The opposite mistake. A team builds a chatbot for a task that requires the model to look up information, make decisions based on that information, and take actions. They end up hard-coding every possible path, creating a brittle decision tree disguised as an AI feature.

The fix: If you find yourself writing if/else chains to handle what the model should do after getting data, you probably need to let the model drive the loop.

Mistake 3: No Iteration Limit on the Agent Loop

I have seen agent loops that burn through $50 in API calls because the model got confused and kept calling the same tool in a loop. The maxIterations guard in the code above is not optional — it is the most important safety mechanism in your agent.

The fix: Always set a maximum iteration count. Start conservative (5-10) and increase based on observed behavior.

Mistake 4: Treating Tool Calls as Reliable

Tool calls from an LLM are suggestions, not guaranteed-correct function invocations. The model can hallucinate tool names, provide invalid arguments, or call the wrong tool entirely. Every tool call needs validation, error handling, and retry logic. I covered this extensively in tool calling patterns for reliable AI agents.

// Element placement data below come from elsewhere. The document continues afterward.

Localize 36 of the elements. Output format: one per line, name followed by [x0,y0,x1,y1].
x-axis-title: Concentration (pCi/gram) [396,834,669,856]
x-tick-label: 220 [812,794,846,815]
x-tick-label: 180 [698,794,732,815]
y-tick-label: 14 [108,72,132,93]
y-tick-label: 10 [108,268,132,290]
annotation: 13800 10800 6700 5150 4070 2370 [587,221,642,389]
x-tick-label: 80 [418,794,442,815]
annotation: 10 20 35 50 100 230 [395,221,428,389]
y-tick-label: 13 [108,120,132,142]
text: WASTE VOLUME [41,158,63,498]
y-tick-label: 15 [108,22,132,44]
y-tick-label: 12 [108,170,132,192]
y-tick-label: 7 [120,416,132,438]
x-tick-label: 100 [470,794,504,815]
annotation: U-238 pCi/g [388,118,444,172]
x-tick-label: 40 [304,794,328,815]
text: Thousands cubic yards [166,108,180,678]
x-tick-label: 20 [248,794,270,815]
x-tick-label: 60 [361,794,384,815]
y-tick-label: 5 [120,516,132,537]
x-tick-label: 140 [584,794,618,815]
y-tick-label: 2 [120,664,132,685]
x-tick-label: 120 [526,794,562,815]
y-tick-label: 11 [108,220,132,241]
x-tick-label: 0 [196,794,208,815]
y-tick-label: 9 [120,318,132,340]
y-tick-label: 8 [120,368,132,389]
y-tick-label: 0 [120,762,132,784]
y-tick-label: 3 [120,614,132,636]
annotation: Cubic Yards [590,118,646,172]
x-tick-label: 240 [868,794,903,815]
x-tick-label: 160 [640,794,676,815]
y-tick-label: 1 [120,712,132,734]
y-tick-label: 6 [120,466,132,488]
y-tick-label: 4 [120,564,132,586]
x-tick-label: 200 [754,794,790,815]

Mistake 5: Skipping Observability

A chatbot that gives a bad answer is easy to debug — check the prompt, check the response. An agent that takes 12 steps and produces a bad outcome requires tracing every tool call, every intermediate result, and every decision point. If you are building agents without structured logging and tracing from day one, you are building a black box.


The Bottom Line

The difference between a chatbot and an agent is not about branding. It is about architecture:

  • Chatbot: human drives the loop, model responds
  • Agent: model drives the loop, human sets the goal

Start with the simplest pattern that solves your problem. Move up the spectrum only when you hit a real limitation, not because "agent" sounds better in a pitch deck. The right architecture is the one that delivers value without unnecessary complexity — and in my experience, that is a tool-calling chatbot more often than most teams want to admit.